Aber es gibt eben auch sehr starke Argumente dafür, die Zinsen wie geplant zu erhöhen. Notenbanken sollten Kurs halten und sich nicht durch ein paar Turbulenzen an den Börsen aus der Ruhe bringen lassen. Und außerhalb Chinas, in New York, London und Frankfurt, hat an den Märkten kein Crash stattgefunden, sondern höchstens eine sehr willkommene Korrektur. Am Dienstag stiegen die Kurse hier sogar wieder kräftig. Die amerikanische Wirtschaft wächst, die Arbeitslosigkeit sinkt, genauso wie es die Fed angestrebt hat.
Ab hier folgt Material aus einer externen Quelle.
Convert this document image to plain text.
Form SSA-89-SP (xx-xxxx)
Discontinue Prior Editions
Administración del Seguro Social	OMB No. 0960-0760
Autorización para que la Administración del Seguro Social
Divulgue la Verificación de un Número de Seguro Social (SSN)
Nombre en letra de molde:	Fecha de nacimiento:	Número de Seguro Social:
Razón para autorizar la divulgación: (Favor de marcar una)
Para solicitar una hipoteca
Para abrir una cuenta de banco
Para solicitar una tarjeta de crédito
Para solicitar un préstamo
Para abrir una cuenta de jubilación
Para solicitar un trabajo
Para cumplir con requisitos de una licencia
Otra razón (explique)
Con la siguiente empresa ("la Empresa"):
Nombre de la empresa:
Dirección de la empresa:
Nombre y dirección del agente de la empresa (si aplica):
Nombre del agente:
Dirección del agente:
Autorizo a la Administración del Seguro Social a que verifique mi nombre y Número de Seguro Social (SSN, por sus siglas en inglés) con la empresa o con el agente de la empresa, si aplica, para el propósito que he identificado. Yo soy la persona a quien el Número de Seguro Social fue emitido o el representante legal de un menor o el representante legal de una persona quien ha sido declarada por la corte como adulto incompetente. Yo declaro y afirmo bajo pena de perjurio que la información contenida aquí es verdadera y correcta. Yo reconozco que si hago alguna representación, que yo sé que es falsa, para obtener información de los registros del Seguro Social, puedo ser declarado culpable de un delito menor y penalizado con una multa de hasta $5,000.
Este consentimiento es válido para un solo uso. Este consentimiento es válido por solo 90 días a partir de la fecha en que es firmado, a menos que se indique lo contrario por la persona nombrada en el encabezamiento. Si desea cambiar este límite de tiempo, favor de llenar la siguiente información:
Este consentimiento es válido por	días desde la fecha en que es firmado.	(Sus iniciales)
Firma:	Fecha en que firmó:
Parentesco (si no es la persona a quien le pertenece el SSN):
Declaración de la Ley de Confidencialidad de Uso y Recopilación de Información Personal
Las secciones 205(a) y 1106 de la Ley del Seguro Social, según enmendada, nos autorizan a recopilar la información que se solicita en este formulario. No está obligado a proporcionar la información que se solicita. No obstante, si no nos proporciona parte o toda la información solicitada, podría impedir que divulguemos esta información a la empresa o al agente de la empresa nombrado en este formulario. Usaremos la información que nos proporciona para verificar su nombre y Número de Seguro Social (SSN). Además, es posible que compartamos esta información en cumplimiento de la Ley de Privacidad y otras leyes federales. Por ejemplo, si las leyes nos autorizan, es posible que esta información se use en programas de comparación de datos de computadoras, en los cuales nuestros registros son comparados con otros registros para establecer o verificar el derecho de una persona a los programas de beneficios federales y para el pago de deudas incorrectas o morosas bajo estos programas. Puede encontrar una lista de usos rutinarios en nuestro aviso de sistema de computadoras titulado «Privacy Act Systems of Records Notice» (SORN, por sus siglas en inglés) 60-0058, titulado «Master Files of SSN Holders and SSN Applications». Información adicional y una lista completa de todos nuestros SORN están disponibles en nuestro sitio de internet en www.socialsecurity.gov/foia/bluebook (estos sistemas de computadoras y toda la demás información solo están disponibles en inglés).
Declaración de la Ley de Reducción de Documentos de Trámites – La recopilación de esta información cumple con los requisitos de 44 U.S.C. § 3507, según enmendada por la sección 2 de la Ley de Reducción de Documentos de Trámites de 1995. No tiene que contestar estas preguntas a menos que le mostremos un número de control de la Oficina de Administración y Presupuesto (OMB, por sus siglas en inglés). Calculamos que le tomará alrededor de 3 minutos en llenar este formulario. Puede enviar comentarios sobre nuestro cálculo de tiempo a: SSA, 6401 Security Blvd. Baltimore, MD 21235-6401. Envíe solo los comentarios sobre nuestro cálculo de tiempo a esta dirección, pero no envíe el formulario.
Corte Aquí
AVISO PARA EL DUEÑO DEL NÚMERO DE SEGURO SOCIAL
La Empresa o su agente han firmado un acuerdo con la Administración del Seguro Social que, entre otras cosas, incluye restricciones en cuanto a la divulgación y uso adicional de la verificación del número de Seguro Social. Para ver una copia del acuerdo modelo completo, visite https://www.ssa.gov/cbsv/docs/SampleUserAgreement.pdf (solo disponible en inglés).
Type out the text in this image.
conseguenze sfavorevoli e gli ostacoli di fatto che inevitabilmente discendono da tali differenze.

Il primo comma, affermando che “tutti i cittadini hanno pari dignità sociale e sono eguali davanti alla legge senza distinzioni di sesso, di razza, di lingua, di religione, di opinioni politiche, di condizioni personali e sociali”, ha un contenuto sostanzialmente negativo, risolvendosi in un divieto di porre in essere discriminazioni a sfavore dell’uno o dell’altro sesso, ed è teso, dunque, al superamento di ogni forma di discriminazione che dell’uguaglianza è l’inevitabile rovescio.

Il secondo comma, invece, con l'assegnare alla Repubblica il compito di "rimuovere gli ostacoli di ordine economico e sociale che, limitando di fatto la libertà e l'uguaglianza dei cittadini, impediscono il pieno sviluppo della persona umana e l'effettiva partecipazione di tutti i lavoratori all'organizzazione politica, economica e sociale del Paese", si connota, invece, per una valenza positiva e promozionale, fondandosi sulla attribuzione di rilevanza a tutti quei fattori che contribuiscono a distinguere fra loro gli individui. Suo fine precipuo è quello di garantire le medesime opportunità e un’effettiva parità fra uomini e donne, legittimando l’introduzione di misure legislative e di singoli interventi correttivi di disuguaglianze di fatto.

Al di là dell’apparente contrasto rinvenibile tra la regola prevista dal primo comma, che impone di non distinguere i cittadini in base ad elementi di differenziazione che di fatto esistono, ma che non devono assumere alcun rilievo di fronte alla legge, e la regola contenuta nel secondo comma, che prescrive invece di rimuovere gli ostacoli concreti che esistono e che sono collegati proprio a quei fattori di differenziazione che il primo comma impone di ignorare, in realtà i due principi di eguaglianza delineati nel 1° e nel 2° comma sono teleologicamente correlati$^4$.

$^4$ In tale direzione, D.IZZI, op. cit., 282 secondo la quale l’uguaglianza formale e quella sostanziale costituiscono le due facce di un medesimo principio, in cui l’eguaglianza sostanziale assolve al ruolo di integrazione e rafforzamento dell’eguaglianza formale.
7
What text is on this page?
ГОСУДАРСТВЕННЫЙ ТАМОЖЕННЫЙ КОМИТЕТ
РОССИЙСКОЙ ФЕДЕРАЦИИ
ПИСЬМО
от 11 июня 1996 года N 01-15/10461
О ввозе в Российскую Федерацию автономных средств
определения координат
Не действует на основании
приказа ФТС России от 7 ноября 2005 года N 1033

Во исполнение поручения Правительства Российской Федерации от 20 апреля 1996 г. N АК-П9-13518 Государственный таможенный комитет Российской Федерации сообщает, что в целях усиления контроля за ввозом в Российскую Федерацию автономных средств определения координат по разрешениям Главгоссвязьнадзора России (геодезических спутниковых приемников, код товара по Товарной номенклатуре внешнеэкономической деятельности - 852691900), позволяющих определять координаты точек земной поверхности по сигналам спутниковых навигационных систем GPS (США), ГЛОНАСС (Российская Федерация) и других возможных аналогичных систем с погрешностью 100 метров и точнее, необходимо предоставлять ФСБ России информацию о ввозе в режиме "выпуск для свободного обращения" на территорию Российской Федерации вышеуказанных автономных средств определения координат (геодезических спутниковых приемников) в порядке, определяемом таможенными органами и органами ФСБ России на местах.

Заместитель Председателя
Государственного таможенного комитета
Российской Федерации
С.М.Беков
Und noch wichtiger: Notenbanken sind der Stabilität der Finanzmärkte verpflichtet. Die Finanzkrise hat gezeigt, wie wichtig dieses Ziel ist, auch wenn es weder im Mandat der Fed noch dem der Europäischen Zentralbank steht. Wer die Frage der Stabilität aber ernst nimmt, sollte jetzt ein paar Schritte in Richtung Normalität gehen. Die extrem lockere Geldpolitik hat in den vergangenen Jahren Schlimmeres verhindert, den Aufschwung begünstigt und für Vertrauen gesorgt. Aber sie verursacht auch Kosten und sie birgt Risiken. Sparen wird bestraft, Spekulationsblasen auf Aktien- und Immobilienmärkten werden begünstigt und - nicht zu unterschätzen - die Fed hat keine Munition mehr für den Fall eines echten Einbruchs. Selbst wenn sie nochmals massiv Staatsanleihen kaufte, könnte sie die Zinsen kaum noch weiter drücken.

Aus heutiger Sicht sprechen daher mehr Gründe dafür, den Fahrplan einzuhalten und im September mit den Zinserhöhungen zu beginnen.